Outlier detection focuses on identifying statistically extreme points.
Anomaly detection focuses on identifying contextually unusual behavior or events.
All anomalies may be outliers, but not all outliers are anomalies.

Outlier Detection

Univariate outlier detection

Z-score / Standard Score

commonly, values with Z-scores beyond a threshold (e.g., ±3) are considered outliers

Interquartile Range (IQR) Method

Values below $Q 1 - 1.5 \times IQR$ or above $Q 3 + 1.5 \times IQR$ are considered outliers.

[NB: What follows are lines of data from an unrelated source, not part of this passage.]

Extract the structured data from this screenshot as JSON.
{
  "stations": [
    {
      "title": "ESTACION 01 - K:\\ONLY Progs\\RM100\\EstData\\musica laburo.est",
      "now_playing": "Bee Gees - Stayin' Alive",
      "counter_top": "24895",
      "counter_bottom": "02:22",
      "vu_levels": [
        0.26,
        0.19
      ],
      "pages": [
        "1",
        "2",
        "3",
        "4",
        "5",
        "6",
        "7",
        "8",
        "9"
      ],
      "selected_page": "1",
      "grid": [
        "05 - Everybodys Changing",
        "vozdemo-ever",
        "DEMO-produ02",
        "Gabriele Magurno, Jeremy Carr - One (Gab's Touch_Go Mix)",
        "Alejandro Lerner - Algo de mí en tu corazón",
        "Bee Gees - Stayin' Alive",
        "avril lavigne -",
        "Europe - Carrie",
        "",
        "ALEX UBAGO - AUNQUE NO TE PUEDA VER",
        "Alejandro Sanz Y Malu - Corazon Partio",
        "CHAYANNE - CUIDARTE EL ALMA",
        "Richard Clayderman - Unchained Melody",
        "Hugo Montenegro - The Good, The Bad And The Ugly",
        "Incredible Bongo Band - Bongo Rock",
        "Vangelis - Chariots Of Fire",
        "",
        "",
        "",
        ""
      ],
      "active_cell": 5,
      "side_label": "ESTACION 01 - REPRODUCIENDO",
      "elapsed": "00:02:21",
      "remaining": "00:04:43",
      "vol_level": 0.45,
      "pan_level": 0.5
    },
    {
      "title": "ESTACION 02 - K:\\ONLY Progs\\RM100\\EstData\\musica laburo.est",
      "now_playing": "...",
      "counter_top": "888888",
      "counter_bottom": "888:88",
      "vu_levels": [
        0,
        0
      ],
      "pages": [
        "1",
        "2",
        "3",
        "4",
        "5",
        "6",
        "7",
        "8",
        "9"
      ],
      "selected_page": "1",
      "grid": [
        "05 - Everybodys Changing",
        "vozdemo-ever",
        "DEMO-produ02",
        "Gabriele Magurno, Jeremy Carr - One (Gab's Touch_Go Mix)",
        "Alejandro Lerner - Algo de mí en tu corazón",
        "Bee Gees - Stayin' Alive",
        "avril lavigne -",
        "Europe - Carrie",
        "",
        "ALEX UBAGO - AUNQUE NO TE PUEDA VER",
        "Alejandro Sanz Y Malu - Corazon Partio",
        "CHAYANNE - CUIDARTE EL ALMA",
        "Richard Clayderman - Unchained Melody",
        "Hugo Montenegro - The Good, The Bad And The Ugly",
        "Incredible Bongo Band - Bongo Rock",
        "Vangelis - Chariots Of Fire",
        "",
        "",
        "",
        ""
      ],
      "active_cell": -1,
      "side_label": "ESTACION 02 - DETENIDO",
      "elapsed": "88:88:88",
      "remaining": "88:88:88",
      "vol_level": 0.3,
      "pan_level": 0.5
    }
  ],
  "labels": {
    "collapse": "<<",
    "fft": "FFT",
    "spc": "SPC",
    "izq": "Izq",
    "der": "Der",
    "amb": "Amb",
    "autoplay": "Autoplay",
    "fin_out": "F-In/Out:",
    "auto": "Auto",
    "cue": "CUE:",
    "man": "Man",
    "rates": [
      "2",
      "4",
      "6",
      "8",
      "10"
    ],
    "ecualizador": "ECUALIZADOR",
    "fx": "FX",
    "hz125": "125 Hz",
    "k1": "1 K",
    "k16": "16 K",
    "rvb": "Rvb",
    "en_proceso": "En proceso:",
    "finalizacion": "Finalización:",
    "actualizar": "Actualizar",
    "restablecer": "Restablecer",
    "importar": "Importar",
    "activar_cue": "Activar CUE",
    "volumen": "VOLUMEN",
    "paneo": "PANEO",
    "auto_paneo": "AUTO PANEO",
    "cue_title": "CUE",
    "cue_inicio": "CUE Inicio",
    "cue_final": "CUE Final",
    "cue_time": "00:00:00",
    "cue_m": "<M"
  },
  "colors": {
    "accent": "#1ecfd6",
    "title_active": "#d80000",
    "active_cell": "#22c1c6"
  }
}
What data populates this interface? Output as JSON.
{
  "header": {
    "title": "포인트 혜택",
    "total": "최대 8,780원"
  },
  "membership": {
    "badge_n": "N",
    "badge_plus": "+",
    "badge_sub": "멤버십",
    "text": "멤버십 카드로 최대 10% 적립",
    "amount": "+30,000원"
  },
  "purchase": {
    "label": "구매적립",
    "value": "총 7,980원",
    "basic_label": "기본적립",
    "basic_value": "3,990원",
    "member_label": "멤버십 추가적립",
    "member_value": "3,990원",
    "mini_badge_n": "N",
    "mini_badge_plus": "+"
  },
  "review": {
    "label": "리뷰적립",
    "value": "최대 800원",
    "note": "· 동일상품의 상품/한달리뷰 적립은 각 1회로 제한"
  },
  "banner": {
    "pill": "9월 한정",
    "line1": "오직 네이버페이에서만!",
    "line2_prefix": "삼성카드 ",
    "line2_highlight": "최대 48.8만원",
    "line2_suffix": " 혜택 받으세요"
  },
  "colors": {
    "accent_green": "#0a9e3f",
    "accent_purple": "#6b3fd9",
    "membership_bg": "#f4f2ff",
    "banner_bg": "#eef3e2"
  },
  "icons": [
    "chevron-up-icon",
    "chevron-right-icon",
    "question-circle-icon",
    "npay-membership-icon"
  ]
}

Multivariate outlier detection

Mahalanobis Distance

Measures the distance of a point from the mean of a multivariate distribution, considering correlations among variables
Higher values of the Mahalanobis distance indicate potential outliers

PCA

see Dimensionality Reduction#PCA vs. LDA
identify data points that deviate from the pattern of the majority after transformation

Elliptic Envelope (Robust Covariance)

fits an elliptical envelope to the data and classifies points outside it as outliers, assuming a Gaussian distribution

FPOF (Fixed-Point Outlier Factor)

a density-based outlier detection method: detect outliers by comparing the density of each point with those around it
outlier = a point has a significantly lower count within a fixed radius

Counts Outlier Detector

tracks how frequently each data point or observation appears in the dataset
outlier = points with unusually low or high counts (depending on the context)
suitable for categorical data or discrete datasets

Distance Metric Learning

supervised or semi-supervised learning to label outliers
aims to learn an optimal distance metric (often a Mahalanobis distance or similar) that maximizes the separation of normal and anomalous points based on certain criteria or labeled examples of outliers
perform well on complex or high-dimensional data

Shared Nearest Neighbors (SNN)

a graph-based approach that calculates the similarity between each pair of data points by examining how many neighbors they share
outlier = points with few or no shared neighbors in common with other points
perform well on complex or high-dimensional data

Anomaly Detection (Contextual / Model-Based)

Types of Anomalies

Point Anomalies
Contextual Anomalies (Conditional Anomalies): considered anomalous only within a specific context
Collective Anomalies: a set of related data being anomalous as a group

Detection Methods

Probabilistic Modeling

Fit density model $p (x)$ on training set and predict

anomaly: $y = 1$ if $p (x) < ϵ$
normal: $y = 0$ if $p (x) >= ϵ$
density models
- Gaussian models
- Gaussian Mixture Models
- KDE (Kernel Density Estimation)

Machine Learning-Based Methods

One-Class SVM (Support Vector Machine)
Isolation Forest
Autoencoders (reconstruction error)

Doping (Synthetic Anomalies)

a strategy that introduces synthetic samples ("doped points" or "artificial outliers") into the dataset to help train a model to better distinguish between normal data points and anomalies

Evaluating Anomaly Detection

Use standard metrics from classification:

True Positive (TP)
False Positive (FP)
Precision, Recall
F1-score (see Confusion Matrix#F1-score)

Anomaly detection vs. supervised learning

Why bother using anomaly detection rather than supervised learning if your examples already have labels?

Anomaly detection is more proper than supervised learning, when:
- very small number of anomalous examples
- future anomalies may look nothing like any of the anomalous examples you've seen so far
Examples of application
- anomaly detection: fraud detection
- supervised learning: spam emails